これらの食材をどうやって調達したのかとマスコミ的好奇心からか、しつこく食い下がるテレビディレクタ-に、
闇市に流す物品をポーランドで仕入れるアルバイトをしている、と打ち明けるご主人と友人達。
気まずい空気が流れる中、バイオニス夫人が岸さん達に語った言葉は、
『
商店街へ行けば、何でも買える生活をなさっている西側諸国のあなた方に、私達の苦労はわかって
頂けないでしょう。私は三人の子供を抱え、仕事を持ち、石けんひとつ買うのに3時間も行列します。

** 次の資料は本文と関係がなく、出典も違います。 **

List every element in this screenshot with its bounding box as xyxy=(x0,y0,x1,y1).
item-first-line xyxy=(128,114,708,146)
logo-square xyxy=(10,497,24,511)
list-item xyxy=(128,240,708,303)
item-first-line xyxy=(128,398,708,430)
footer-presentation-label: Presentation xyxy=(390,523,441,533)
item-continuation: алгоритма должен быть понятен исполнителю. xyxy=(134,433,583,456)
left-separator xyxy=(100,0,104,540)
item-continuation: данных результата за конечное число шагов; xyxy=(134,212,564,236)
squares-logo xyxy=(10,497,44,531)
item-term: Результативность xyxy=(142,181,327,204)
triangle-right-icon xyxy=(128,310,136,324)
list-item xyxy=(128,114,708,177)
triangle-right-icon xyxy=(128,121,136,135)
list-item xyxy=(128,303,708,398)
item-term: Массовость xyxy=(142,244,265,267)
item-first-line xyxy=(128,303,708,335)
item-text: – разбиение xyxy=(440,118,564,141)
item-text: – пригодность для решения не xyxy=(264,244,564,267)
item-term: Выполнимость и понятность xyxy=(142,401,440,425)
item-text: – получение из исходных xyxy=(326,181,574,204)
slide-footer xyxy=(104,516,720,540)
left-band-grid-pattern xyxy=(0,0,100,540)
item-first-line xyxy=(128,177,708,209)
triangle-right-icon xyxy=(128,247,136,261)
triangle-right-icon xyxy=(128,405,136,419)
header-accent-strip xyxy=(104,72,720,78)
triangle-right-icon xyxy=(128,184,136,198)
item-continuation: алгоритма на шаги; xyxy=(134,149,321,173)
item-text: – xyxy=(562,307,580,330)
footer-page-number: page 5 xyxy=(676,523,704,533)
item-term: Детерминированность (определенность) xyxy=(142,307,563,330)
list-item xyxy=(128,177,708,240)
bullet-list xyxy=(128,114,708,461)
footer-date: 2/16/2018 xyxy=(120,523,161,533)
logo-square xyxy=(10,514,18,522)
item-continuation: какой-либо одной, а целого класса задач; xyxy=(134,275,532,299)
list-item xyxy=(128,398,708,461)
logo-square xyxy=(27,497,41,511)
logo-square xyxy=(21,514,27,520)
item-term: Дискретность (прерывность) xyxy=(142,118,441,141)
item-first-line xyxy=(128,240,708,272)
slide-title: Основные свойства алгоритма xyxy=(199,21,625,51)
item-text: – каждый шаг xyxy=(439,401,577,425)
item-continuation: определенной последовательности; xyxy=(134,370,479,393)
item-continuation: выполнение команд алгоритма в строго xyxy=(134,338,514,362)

子供にバナナや卵を食べさせるなんて夢のような話です。
ペレストロイカまではちょっとものを言えばシベリア行き、お陰で強くなりました。へこたれていたら
生きてゆけません。リトアニアの女性は、もうどんなことにも驚きません』
ある日突然自分達の祖国がなくなる、言葉を使えなくなる、自由にものが言えなくなるということがどういうことなのか、
海によって外敵から守られている日本に住む私達には想像するのは難しい。日本人が戦後に経験したGHQの統治さえも
旧ソ連の統治に比べると比較にならないほど寛容だったのだとわかる。
ロシア人に支配されることの恐ろしさを知っている人達の話を聞くと、現在自分の命を賭して国を守ろうと闘っている
ウクライナの人々の気持ちが理解できる気がするのである。そして、それは決して対岸の火事ではない。